Jesper Dangaard Brouer <hawk@xxxxxxxxxx> · Wed, 20 Dec 2023 13:00:42 +0100

On 19/12/2023 16.23, Paolo Abeni wrote:
On Thu, 2023-12-14 at 15:29 +0100, Lorenzo Bianconi wrote:
Allocate percpu page_pools in softnet_data.
Moreover add cpuid filed in page_pool struct in order to recycle the
page in the page_pool "hot" cache if napi_pp_put_page() is running on
the same cpu.
This is a preliminary patch to add xdp multi-buff support for xdp running
in generic mode.

Signed-off-by: Lorenzo Bianconi <lorenzo@xxxxxxxxxx>
---
  include/linux/netdevice.h       |  1 +
  include/net/page_pool/helpers.h |  5 +++++
  include/net/page_pool/types.h   |  1 +
  net/core/dev.c                  | 39 ++++++++++++++++++++++++++++++++-
  net/core/page_pool.c            |  5 +++++
  net/core/skbuff.c               |  5 +++--
  6 files changed, 53 insertions(+), 3 deletions(-)

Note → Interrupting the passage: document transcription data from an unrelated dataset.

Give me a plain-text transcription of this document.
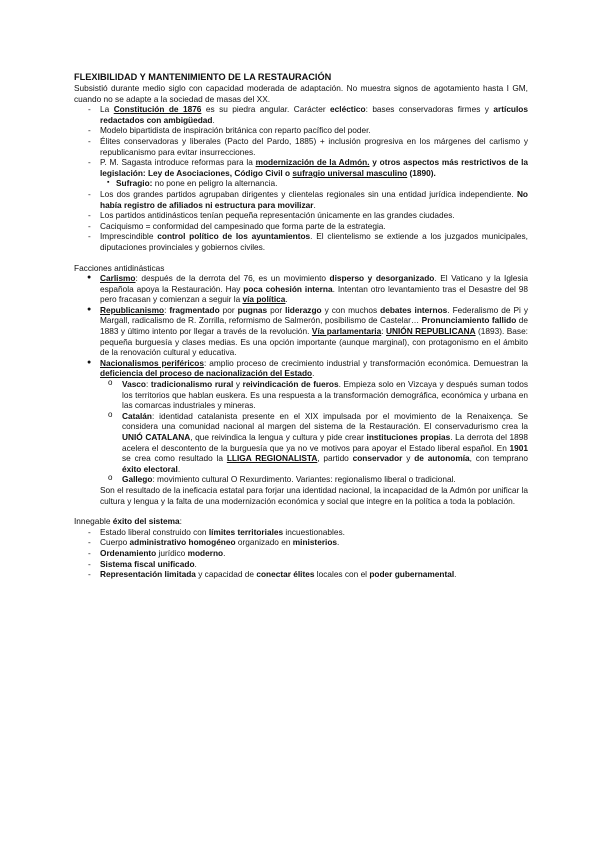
FLEXIBILIDAD Y MANTENIMIENTO DE LA RESTAURACIÓN

Subsistió durante medio siglo con capacidad moderada de adaptación. No muestra signos de agotamiento hasta I GM, cuando no se adapte a la sociedad de masas del XX.

- La Constitución de 1876 es su piedra angular. Carácter ecléctico: bases conservadoras firmes y artículos redactados con ambigüedad.
- Modelo bipartidista de inspiración británica con reparto pacífico del poder.
- Élites conservadoras y liberales (Pacto del Pardo, 1885) + inclusión progresiva en los márgenes del carlismo y republicanismo para evitar insurrecciones.
- P. M. Sagasta introduce reformas para la modernización de la Admón. y otros aspectos más restrictivos de la legislación: Ley de Asociaciones, Código Civil o sufragio universal masculino (1890).
▪ Sufragio: no pone en peligro la alternancia.
- Los dos grandes partidos agrupaban dirigentes y clientelas regionales sin una entidad jurídica independiente. No había registro de afiliados ni estructura para movilizar.
- Los partidos antidinásticos tenían pequeña representación únicamente en las grandes ciudades.
- Caciquismo = conformidad del campesinado que forma parte de la estrategia.
- Imprescindible control político de los ayuntamientos. El clientelismo se extiende a los juzgados municipales, diputaciones provinciales y gobiernos civiles.

Facciones antidinásticas

● Carlismo: después de la derrota del 76, es un movimiento disperso y desorganizado. El Vaticano y la Iglesia española apoya la Restauración. Hay poca cohesión interna. Intentan otro levantamiento tras el Desastre del 98 pero fracasan y comienzan a seguir la vía política.
● Republicanismo: fragmentado por pugnas por liderazgo y con muchos debates internos. Federalismo de Pi y Margall, radicalismo de R. Zorrilla, reformismo de Salmerón, posibilismo de Castelar… Pronunciamiento fallido de 1883 y último intento por llegar a través de la revolución. Vía parlamentaria: UNIÓN REPUBLICANA (1893). Base: pequeña burguesía y clases medias. Es una opción importante (aunque marginal), con protagonismo en el ámbito de la renovación cultural y educativa.
● Nacionalismos periféricos: amplio proceso de crecimiento industrial y transformación económica. Demuestran la deficiencia del proceso de nacionalización del Estado.
o Vasco: tradicionalismo rural y reivindicación de fueros. Empieza solo en Vizcaya y después suman todos los territorios que hablan euskera. Es una respuesta a la transformación demográfica, económica y urbana en las comarcas industriales y mineras.
o Catalán: identidad catalanista presente en el XIX impulsada por el movimiento de la Renaixença. Se considera una comunidad nacional al margen del sistema de la Restauración. El conservadurismo crea la UNIÓ CATALANA, que reivindica la lengua y cultura y pide crear instituciones propias. La derrota del 1898 acelera el descontento de la burguesía que ya no ve motivos para apoyar el Estado liberal español. En 1901 se crea como resultado la LLIGA REGIONALISTA, partido conservador y de autonomía, con temprano éxito electoral.
o Gallego: movimiento cultural O Rexurdimento. Variantes: regionalismo liberal o tradicional.

Son el resultado de la ineficacia estatal para forjar una identidad nacional, la incapacidad de la Admón por unificar la cultura y lengua y la falta de una modernización económica y social que integre en la política a toda la población.

Innegable éxito del sistema:

- Estado liberal construido con límites territoriales incuestionables.
- Cuerpo administrativo homogéneo organizado en ministerios.
- Ordenamiento jurídico moderno.
- Sistema fiscal unificado.
- Representación limitada y capacidad de conectar élites locales con el poder gubernamental.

@Jesper, @Ilias: could you please have a look at the pp bits?

I have some concerns... I'm still entertaining the idea, but we need to
be aware of the tradeoffs we are making.

(1)
Adding PP to softnet_data means per CPU caching 256 pages in the
ptr_ring (plus likely 64 in the alloc-cache).   Fortunately, PP starts
out empty, so as long as this PP isn't used they don't get cached. But
if used, then PP don't have a MM shrinker that removes these cached
pages, in case system is under MM pressure.  I guess, you can argue that
keeping this per netdev rx-queue would make memory usage even higher.
This is a tradeoff, we are trading memory (waste) for speed.

(2) (Question to Jakub I guess)
How does this connect with Jakub's PP netlink stats interface?
E.g. I find it very practical that this allow us get PP stats per
netdev, but in this case there isn't a netdev.

(3) (Implicit locking)
PP have lockless "alloc" because it it relies on drivers NAPI context.
The places where netstack access softnet_data provide similar protection
that we can rely on for PP, so this is likely correct implementation
wise.  But it will give people like Sebastian (Cc) more gray hair when
figuring out how PREEMPT_RT handle these cases.

(4)
The optimization is needed for the case where we need to re-allocate and
copy SKB fragments.  I think we should focus on avoiding this code path,
instead of optimizing it.  For UDP it should be fairly easy, but for TCP
this is harder.

--Jesper